Managing kids and money following a divorce
When parents in California go through a divorce, they’re forced to face new realities in multiple areas of their lives. Not only do they have to start creating a new normal for their children, but they also begin life as single-income individuals. There are some things that parents can do to help them manage children and money following a divorce.
Creating a plan
In ideal situations, parents who go through a divorce continue working together for the good of their children. With that in mind, many divorced couples opt for a written childcare plan to navigate the challenges that arise in parenting.
Expect the unexpected
Based on studies, parents spend around $16,000 each year on their children. When creating your parenting plan, provide for emergencies and unanticipated expenses.
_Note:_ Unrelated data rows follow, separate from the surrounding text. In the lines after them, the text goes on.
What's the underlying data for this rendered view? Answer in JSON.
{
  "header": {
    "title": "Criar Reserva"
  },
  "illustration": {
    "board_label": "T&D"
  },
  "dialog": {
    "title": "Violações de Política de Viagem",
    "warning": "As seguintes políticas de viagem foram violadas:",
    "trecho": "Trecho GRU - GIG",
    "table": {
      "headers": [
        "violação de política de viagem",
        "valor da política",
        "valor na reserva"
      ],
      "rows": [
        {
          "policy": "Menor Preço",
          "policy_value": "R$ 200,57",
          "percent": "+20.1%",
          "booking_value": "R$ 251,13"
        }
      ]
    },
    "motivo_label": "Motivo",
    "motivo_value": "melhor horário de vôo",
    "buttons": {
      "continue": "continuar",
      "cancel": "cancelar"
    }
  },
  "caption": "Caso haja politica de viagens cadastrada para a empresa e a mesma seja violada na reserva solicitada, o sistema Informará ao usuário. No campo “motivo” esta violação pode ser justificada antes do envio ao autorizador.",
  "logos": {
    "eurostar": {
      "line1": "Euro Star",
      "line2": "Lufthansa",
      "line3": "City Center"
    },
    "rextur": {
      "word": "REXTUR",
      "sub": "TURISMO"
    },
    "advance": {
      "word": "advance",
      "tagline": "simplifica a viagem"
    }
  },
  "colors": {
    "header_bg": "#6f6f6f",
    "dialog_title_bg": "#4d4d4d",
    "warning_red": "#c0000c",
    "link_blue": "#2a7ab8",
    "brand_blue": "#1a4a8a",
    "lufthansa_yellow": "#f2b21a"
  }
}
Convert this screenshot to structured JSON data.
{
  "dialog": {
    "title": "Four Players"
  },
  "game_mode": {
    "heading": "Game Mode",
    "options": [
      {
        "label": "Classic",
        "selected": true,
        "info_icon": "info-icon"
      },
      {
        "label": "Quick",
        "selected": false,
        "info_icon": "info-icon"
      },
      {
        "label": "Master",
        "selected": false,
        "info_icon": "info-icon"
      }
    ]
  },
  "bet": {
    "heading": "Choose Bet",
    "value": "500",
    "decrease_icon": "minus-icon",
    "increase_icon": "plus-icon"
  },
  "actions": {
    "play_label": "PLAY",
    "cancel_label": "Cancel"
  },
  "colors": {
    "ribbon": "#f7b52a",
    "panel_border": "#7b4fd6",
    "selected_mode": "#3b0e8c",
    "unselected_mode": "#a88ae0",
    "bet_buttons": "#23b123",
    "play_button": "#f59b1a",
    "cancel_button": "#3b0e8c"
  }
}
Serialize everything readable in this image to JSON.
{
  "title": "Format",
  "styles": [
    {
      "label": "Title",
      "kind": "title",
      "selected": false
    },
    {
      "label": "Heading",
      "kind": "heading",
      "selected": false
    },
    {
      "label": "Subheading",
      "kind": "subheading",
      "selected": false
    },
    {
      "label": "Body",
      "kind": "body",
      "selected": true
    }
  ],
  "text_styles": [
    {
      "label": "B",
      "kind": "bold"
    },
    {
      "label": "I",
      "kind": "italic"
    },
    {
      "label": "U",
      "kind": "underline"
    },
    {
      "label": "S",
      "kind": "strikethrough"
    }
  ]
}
This minimizes the likelihood of disagreements concerning which parent is responsible for things outside your child’s basic needs.
Don’t forget your taxes
Only the custodial parent can claim their children on their annual income tax returns. Based on current federal tax laws, only the parent with whom the child spends at least 51% of the year with can claim the child. Many divorced couples choose to alternate years, allowing each parent to claim their children in alternating years.
What about college?
Most parents want their children to go to college, but it’s hard for one parent to fund higher education on their own. Incorporate annual college fund contributions into your written parenting plan.
As time goes by, you may need to adjust the financial aspect of your co-parenting agreement. Be open to adapting and working with your ex for the good of your children.